Wendt‘s study focused on two regions: the northern grasslands of Alberta, Saskatchewan, Montana, Wyoming, the Dakotas and Nebraska, and the grassland-forest transition region encompassing primarily Minnesota, Wisconsin, Iowa, Missouri and Illinois.

To reconstruct a 10,000-year history of moisture availability and fire activity in the two regions, he accessed online paleoenvironmental databases for lake sediment data that revealed when and how much pollen and charcoal were deposited in a given time period in different areas. That let him reconstruct past fire activity and past vegetation composition in those places, then compare that information with his previous study of 20,000 years of bison distribution abundance in North America, which was published in 2022 in the journal Quaternary Science Reviews.

In his recently published paper, Wendt explains that historical data showed bison were the primary biomass consumers in the drier northern grasslands, while fire played a greater role in biomass consumption in the wetter forest transition region. In dry regions, grasses were shorter and therefore easier for animals to access and digest than the tall grasses and woody plants found in wetter areas. Moreover, the activity of the large grazers kept fuel more dispersed in the grasslands, making it more difficult for fire to propagate there; in areas where bison weren’t as abundant, fuels for fire were more readily available.

Wendt believes these findings need to be considered in modern land management decisions.

“There’s a lot of emphasis on reintroducing bison or other large megafauna to restore some past ecosystem or to replicate the role of bison by rotating herds of cattle, for example,” Wendt said. “If you’re interested in restoring past ecological processes with your management – especially if you’re in a wetter or intermediate moisture zone – you must consider fire as well.”

Wendt added that the study found current biomass consumption in the United States is almost completely dominated by domestic livestock, including in wetter regions where fire was historically the primary biomass consumer.

“Ecosystems in these wetter regions evolved with fire but now are almost entirely grazed by livestock,” Wendt said. “Our results suggest that fire restoration is especially important for ecological restoration in these historically fire-dominated systems.”

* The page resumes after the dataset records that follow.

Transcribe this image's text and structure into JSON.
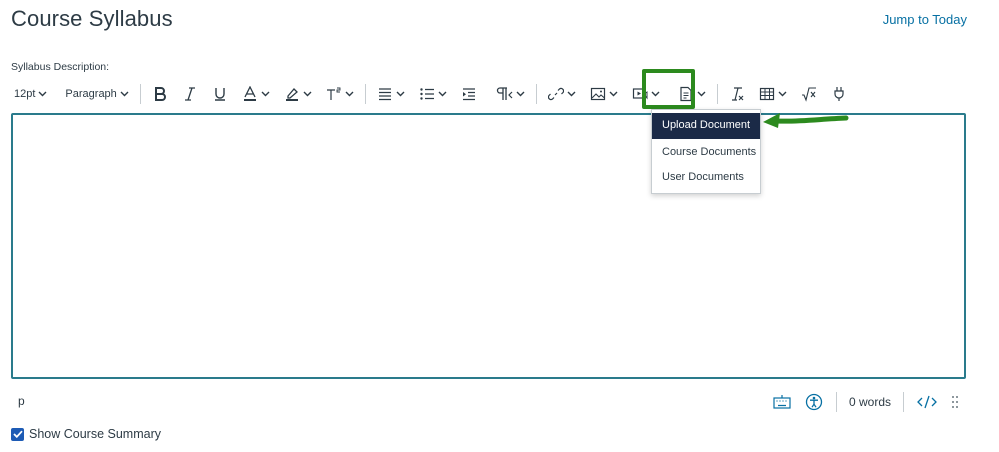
{
  "header": {
    "title": "Course Syllabus",
    "jump_link": "Jump to Today"
  },
  "editor": {
    "label": "Syllabus Description:",
    "toolbar": {
      "font_size": "12pt",
      "block_format": "Paragraph",
      "icons": [
        "bold-icon",
        "italic-icon",
        "underline-icon",
        "text-color-icon",
        "highlight-icon",
        "superscript-icon",
        "align-icon",
        "list-icon",
        "indent-icon",
        "text-direction-icon",
        "link-icon",
        "image-icon",
        "media-icon",
        "document-icon",
        "clear-formatting-icon",
        "table-icon",
        "equation-icon",
        "apps-icon"
      ]
    },
    "documents_menu": {
      "items": [
        "Upload Document",
        "Course Documents",
        "User Documents"
      ],
      "active_index": 0
    },
    "status": {
      "path": "p",
      "word_count": "0 words"
    },
    "colors": {
      "border": "#2a7b8c",
      "highlight_box": "#2c8a1e",
      "menu_active_bg": "#1b2a47",
      "link": "#0770a3"
    }
  },
  "summary": {
    "label": "Show Course Summary",
    "checked": true
  }
}
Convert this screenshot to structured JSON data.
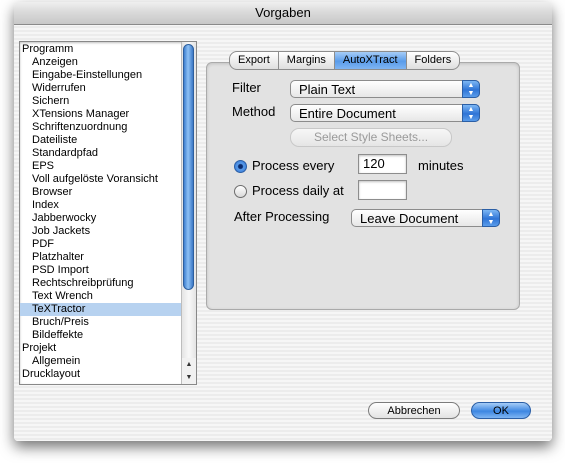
{
  "window": {
    "title": "Vorgaben"
  },
  "sidebar": {
    "items": [
      {
        "label": "Programm",
        "level": 0,
        "selected": false
      },
      {
        "label": "Anzeigen",
        "level": 1,
        "selected": false
      },
      {
        "label": "Eingabe-Einstellungen",
        "level": 1,
        "selected": false
      },
      {
        "label": "Widerrufen",
        "level": 1,
        "selected": false
      },
      {
        "label": "Sichern",
        "level": 1,
        "selected": false
      },
      {
        "label": "XTensions Manager",
        "level": 1,
        "selected": false
      },
      {
        "label": "Schriftenzuordnung",
        "level": 1,
        "selected": false
      },
      {
        "label": "Dateiliste",
        "level": 1,
        "selected": false
      },
      {
        "label": "Standardpfad",
        "level": 1,
        "selected": false
      },
      {
        "label": "EPS",
        "level": 1,
        "selected": false
      },
      {
        "label": "Voll aufgelöste Voransicht",
        "level": 1,
        "selected": false
      },
      {
        "label": "Browser",
        "level": 1,
        "selected": false
      },
      {
        "label": "Index",
        "level": 1,
        "selected": false
      },
      {
        "label": "Jabberwocky",
        "level": 1,
        "selected": false
      },
      {
        "label": "Job Jackets",
        "level": 1,
        "selected": false
      },
      {
        "label": "PDF",
        "level": 1,
        "selected": false
      },
      {
        "label": "Platzhalter",
        "level": 1,
        "selected": false
      },
      {
        "label": "PSD Import",
        "level": 1,
        "selected": false
      },
      {
        "label": "Rechtschreibprüfung",
        "level": 1,
        "selected": false
      },
      {
        "label": "Text Wrench",
        "level": 1,
        "selected": false
      },
      {
        "label": "TeXTractor",
        "level": 1,
        "selected": true
      },
      {
        "label": "Bruch/Preis",
        "level": 1,
        "selected": false
      },
      {
        "label": "Bildeffekte",
        "level": 1,
        "selected": false
      },
      {
        "label": "Projekt",
        "level": 0,
        "selected": false
      },
      {
        "label": "Allgemein",
        "level": 1,
        "selected": false
      },
      {
        "label": "Drucklayout",
        "level": 0,
        "selected": false
      }
    ]
  },
  "tabs": [
    {
      "label": "Export",
      "active": false
    },
    {
      "label": "Margins",
      "active": false
    },
    {
      "label": "AutoXTract",
      "active": true
    },
    {
      "label": "Folders",
      "active": false
    }
  ],
  "form": {
    "filter_label": "Filter",
    "filter_value": "Plain Text",
    "method_label": "Method",
    "method_value": "Entire Document",
    "select_style_sheets": "Select Style Sheets...",
    "process_every_label": "Process every",
    "process_every_value": "120",
    "process_every_selected": true,
    "minutes_label": "minutes",
    "process_daily_label": "Process daily at",
    "process_daily_value": "",
    "process_daily_selected": false,
    "after_processing_label": "After Processing",
    "after_processing_value": "Leave Document"
  },
  "buttons": {
    "cancel": "Abbrechen",
    "ok": "OK"
  },
  "colors": {
    "selection": "#b7d2f0",
    "accent_blue": "#3d87e2",
    "panel": "#e2e2e2"
  },
  "icons": {
    "popup_arrows": "up-down-arrows-icon",
    "scroll_up": "scroll-up-arrow-icon",
    "scroll_down": "scroll-down-arrow-icon"
  }
}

David McWethy, associate professor of earth sciences and a co-author on the paper, said Wendt’s work is important not just for its conclusions but also for its novel methodology.

“Now we’re able to build a conceptual model and test these questions and datasets that John has brought together,” McWethy said. “It’s a very valid first effort at asking some of the big questions about the historical role of fire and bison on vast grasslands of North America.”

Wendt, originally from Colorado, said he chose MSU for graduate school for the chance to work in the Paleoecology Lab with McWethy and Regents Professor Cathy Whitlock.

“Both Dave and Cathy were doing really interesting work, and with Montana being such a grassland-dominated state, there were lots of opportunities to study what was going on in our region,” he said. “We’re among the best in the country at what we do.”

After graduation, Wendt will begin a post-doctoral fellowship at Oklahoma State University with another of the paper’s co-authors, Samuel Fuhlendorf, who specializes in grassland fire and herbivore ecology. Wendt ultimately hopes to continue researching historic ecology in an academic career.

“Understanding changes over time is important for understanding how restored ecosystems might look and function today,” he said.